SI «Institute of Pediatrics, Obstetrics and Gynecology, NAMS of Ukraine», Kiev

The objective: to study the peculiarities of microbiocenosis in pregnant women with adenomyosis, to develop new and to systematize and improve existing methods of diagnosis, treatment and prevention of complications and reproductive losses.
Materials and methods. 90 pregnant women (pregnancy term of 32.1±2 weeks) were divided into three groups: 30 healthy pregnant women as a control group (average age 29.3±2.1); the comparison group – 30 pregnant women (average age – 31.8±2.2) with adenomyosis, whose vaginal biota was examined and treatment prescribed in the case of any complaints, in the case of premature birth risk we prescribed progesteron therapy according to the protocol of the Ministry of Health; the main group – 30 pregnant women with adenomyosis, with routinely examined vaginal biota, sanitation of the genital tract and prescription of probiotic, women received progesterone and diet, the average age was 31.2±2.1. Treatment was prescribed after detection of the titre and sensitivity of the pathogen by bacterioscopy of excretions on the glass and bacterial culturing of vaginal excretions.
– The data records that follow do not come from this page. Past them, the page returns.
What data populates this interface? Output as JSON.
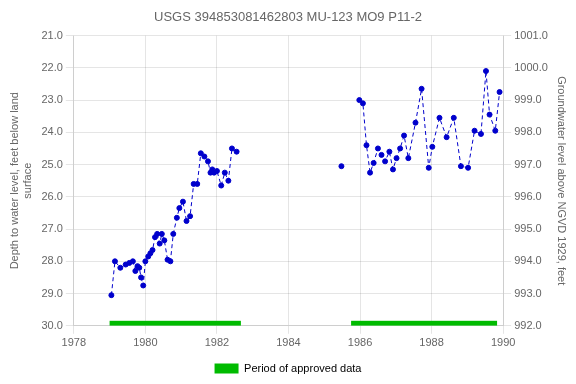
{
  "chart_data": {
    "type": "line",
    "title": "USGS 394853081462803 MU-123 MO9 P11-2",
    "ylabel": "Depth to water level, feet below land\nsurface",
    "y2label": "Groundwater level above NGVD 1929, feet",
    "xlim": [
      1978,
      1990
    ],
    "xticks": [
      1978,
      1980,
      1982,
      1984,
      1986,
      1988,
      1990
    ],
    "ylim": [
      30.0,
      21.0
    ],
    "yticks": [
      {
        "value": 21.0,
        "label": "21.0"
      },
      {
        "value": 22.0,
        "label": "22.0"
      },
      {
        "value": 23.0,
        "label": "23.0"
      },
      {
        "value": 24.0,
        "label": "24.0"
      },
      {
        "value": 25.0,
        "label": "25.0"
      },
      {
        "value": 26.0,
        "label": "26.0"
      },
      {
        "value": 27.0,
        "label": "27.0"
      },
      {
        "value": 28.0,
        "label": "28.0"
      },
      {
        "value": 29.0,
        "label": "29.0"
      },
      {
        "value": 30.0,
        "label": "30.0"
      }
    ],
    "y2lim": [
      992.0,
      1001.0
    ],
    "y2ticks": [
      {
        "value": 1001.0,
        "label": "1001.0"
      },
      {
        "value": 1000.0,
        "label": "1000.0"
      },
      {
        "value": 999.0,
        "label": "999.0"
      },
      {
        "value": 998.0,
        "label": "998.0"
      },
      {
        "value": 997.0,
        "label": "997.0"
      },
      {
        "value": 996.0,
        "label": "996.0"
      },
      {
        "value": 995.0,
        "label": "995.0"
      },
      {
        "value": 994.0,
        "label": "994.0"
      },
      {
        "value": 993.0,
        "label": "993.0"
      },
      {
        "value": 992.0,
        "label": "992.0"
      }
    ],
    "grid": true,
    "legend": "bottom",
    "series": [
      {
        "color": "#0000cc",
        "marker": "o",
        "line_style": "dashed",
        "x": [
          1979.05,
          1979.15,
          1979.3,
          1979.45,
          1979.55,
          1979.65,
          1979.72,
          1979.78,
          1979.83,
          1979.88,
          1979.94,
          1980.0,
          1980.08,
          1980.14,
          1980.2,
          1980.27,
          1980.33,
          1980.4,
          1980.46,
          1980.53,
          1980.62,
          1980.7,
          1980.78,
          1980.88,
          1980.95,
          1981.05,
          1981.15,
          1981.25,
          1981.35,
          1981.45,
          1981.55,
          1981.65,
          1981.75,
          1981.82,
          1981.87,
          1981.92,
          1982.0,
          1982.12,
          1982.22,
          1982.32,
          1982.42,
          1982.55
        ],
        "values": [
          29.05,
          28.0,
          28.2,
          28.1,
          28.05,
          28.0,
          28.3,
          28.15,
          28.2,
          28.5,
          28.75,
          28.0,
          27.85,
          27.75,
          27.65,
          27.25,
          27.15,
          27.45,
          27.15,
          27.35,
          27.95,
          28.0,
          27.15,
          26.65,
          26.35,
          26.15,
          26.75,
          26.6,
          25.6,
          25.6,
          24.65,
          24.75,
          24.9,
          25.25,
          25.15,
          25.25,
          25.2,
          25.65,
          25.25,
          25.5,
          24.5,
          24.6
        ]
      },
      {
        "color": "#0000cc",
        "marker": "o",
        "line_style": "none",
        "x": [
          1985.48
        ],
        "values": [
          25.05
        ]
      },
      {
        "color": "#0000cc",
        "marker": "o",
        "line_style": "dashed",
        "x": [
          1985.98,
          1986.08,
          1986.18,
          1986.28,
          1986.38,
          1986.5,
          1986.6,
          1986.7,
          1986.82,
          1986.92,
          1987.02,
          1987.12,
          1987.23,
          1987.35,
          1987.55,
          1987.72,
          1987.92,
          1988.02,
          1988.22,
          1988.42,
          1988.62,
          1988.82,
          1989.02,
          1989.2,
          1989.38,
          1989.52,
          1989.62,
          1989.78,
          1989.9
        ],
        "values": [
          23.0,
          23.1,
          24.4,
          25.25,
          24.95,
          24.5,
          24.7,
          24.9,
          24.6,
          25.15,
          24.8,
          24.5,
          24.1,
          24.8,
          23.7,
          22.65,
          25.1,
          24.45,
          23.55,
          24.15,
          23.55,
          25.05,
          25.1,
          23.95,
          24.05,
          22.1,
          23.45,
          23.95,
          22.75
        ]
      }
    ],
    "periods": {
      "name": "Period of approved data",
      "color": "#00bb00",
      "ranges": [
        [
          1979.0,
          1982.67
        ],
        [
          1985.75,
          1989.83
        ]
      ]
    }
  }
}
In the case of pathological flora detection, a more extensive survey was prescribed.
Results. The frequency of premature birth risk in group 1 was 6.7%, in comparison and main groups the indicator was 26.7% and 23.4%; bacterial vaginosis in combination with Candida colpitis was observed in groups as 6.7%, 23.4% and 26.7% (most often the association included staphylococcus epidermal and E. coli, Staphylococcus Epidermalis and Candida). The revealed violations of the vagnal biota only in half of the cases were accompanied by women’s subjective complaints, but the treatment was needed due to pathogens and their titers. After the treatment, an additional examination was held to check the treatment effectiveness. Violation of feto-placental complex in the control group was 3.3%, in the comparison group 33.3% and in the main group 10%, fetal growth retardation in 3.3%, 20.0%, 10.0% respectively, preterm labor occured in 6.7%, 33.3%, 6.7% cases, PRAM has happened in 6.7%, 33.3% and 13.3%, the VTI was not noticed in the first group, but in the other two groups it occured in 10% and 3.3% cases.
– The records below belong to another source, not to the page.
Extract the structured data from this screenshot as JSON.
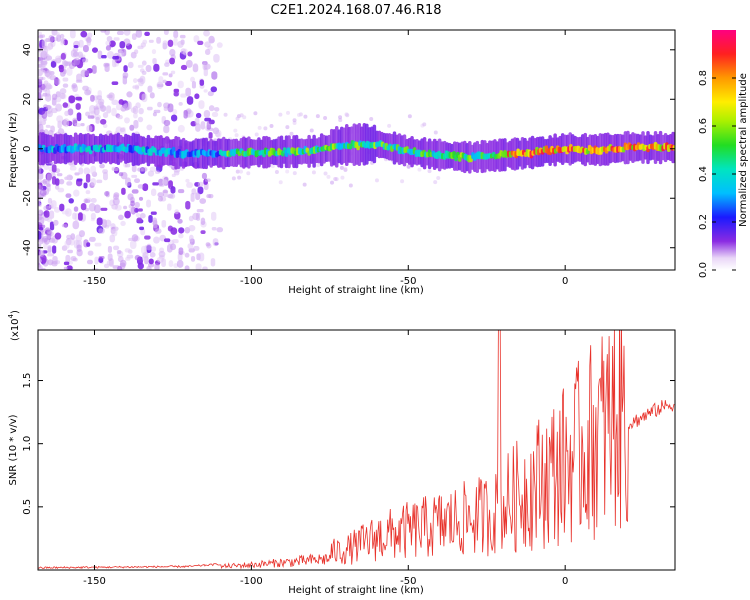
{
  "title": "C2E1.2024.168.07.46.R18",
  "chart_data": [
    {
      "type": "heatmap",
      "xlabel": "Height of straight line (km)",
      "ylabel": "Frequency (Hz)",
      "xlim": [
        -168,
        35
      ],
      "ylim": [
        -49,
        48
      ],
      "x_ticks": [
        -150,
        -100,
        -50,
        0
      ],
      "x_tick_labels": [
        "-150",
        "-100",
        "-50",
        "0"
      ],
      "y_ticks": [
        -40,
        -20,
        0,
        20,
        40
      ],
      "y_tick_labels": [
        "-40",
        "-20",
        "0",
        "20",
        "40"
      ],
      "colorbar": {
        "label": "Normalized spectral amplitude",
        "range": [
          0,
          1
        ],
        "ticks": [
          0.0,
          0.2,
          0.4,
          0.6,
          0.8
        ],
        "tick_labels": [
          "0.0",
          "0.2",
          "0.4",
          "0.6",
          "0.8"
        ]
      },
      "ridge_center_hz": [
        {
          "x": -165,
          "y": 0.0
        },
        {
          "x": -140,
          "y": 0.0
        },
        {
          "x": -120,
          "y": -2.0
        },
        {
          "x": -100,
          "y": -1.5
        },
        {
          "x": -80,
          "y": -1.0
        },
        {
          "x": -70,
          "y": 1.5
        },
        {
          "x": -60,
          "y": 2.0
        },
        {
          "x": -50,
          "y": -1.0
        },
        {
          "x": -40,
          "y": -2.5
        },
        {
          "x": -30,
          "y": -3.5
        },
        {
          "x": -20,
          "y": -2.5
        },
        {
          "x": -10,
          "y": -1.5
        },
        {
          "x": 0,
          "y": 0.0
        },
        {
          "x": 10,
          "y": -0.5
        },
        {
          "x": 20,
          "y": 0.5
        },
        {
          "x": 33,
          "y": 0.5
        }
      ],
      "grid": false
    },
    {
      "type": "line",
      "xlabel": "Height of straight line (km)",
      "ylabel": "SNR (10 * v/v)",
      "y_scale_label": "(x10",
      "y_scale_exponent": "4",
      "y_scale_suffix": ")",
      "xlim": [
        -168,
        35
      ],
      "ylim": [
        0,
        1.9
      ],
      "x_ticks": [
        -150,
        -100,
        -50,
        0
      ],
      "x_tick_labels": [
        "-150",
        "-100",
        "-50",
        "0"
      ],
      "y_ticks": [
        0.5,
        1.0,
        1.5
      ],
      "y_tick_labels": [
        "0.5",
        "1.0",
        "1.5"
      ],
      "color": "#e8322b",
      "trend": [
        {
          "x": -168,
          "y": 0.01
        },
        {
          "x": -120,
          "y": 0.02
        },
        {
          "x": -100,
          "y": 0.06
        },
        {
          "x": -85,
          "y": 0.1
        },
        {
          "x": -70,
          "y": 0.15
        },
        {
          "x": -60,
          "y": 0.25
        },
        {
          "x": -50,
          "y": 0.3
        },
        {
          "x": -40,
          "y": 0.35
        },
        {
          "x": -30,
          "y": 0.4
        },
        {
          "x": -20,
          "y": 0.45
        },
        {
          "x": -10,
          "y": 0.6
        },
        {
          "x": 0,
          "y": 0.75
        },
        {
          "x": 10,
          "y": 0.95
        },
        {
          "x": 20,
          "y": 1.15
        },
        {
          "x": 30,
          "y": 1.28
        },
        {
          "x": 35,
          "y": 1.32
        }
      ],
      "spike": {
        "x": -21,
        "y": 1.95
      },
      "grid": false
    }
  ]
}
Conclusions. Routine biota examination and treatment in combination with diet are necessary, as infrequently the disease runs asymptomatic, resulting in severe consequences. The application of the proposed complex in women with adenomyosis significantly reduces the risk of a feto-placental complex violation and, as a result, FGR, reduces the probability of preterm labor, PRAM, minimizes labor tract trauma and significantly reduces the risk of VTI in fetus, reduces time spent in hospital by woman.
Key words: adenomyosis, pregnancy, vaginal biocenosis, diet, association of microorganisms, probiotics, Enterobacteria, Staphylococcus, Streptococcus, fungi of the genus Candida.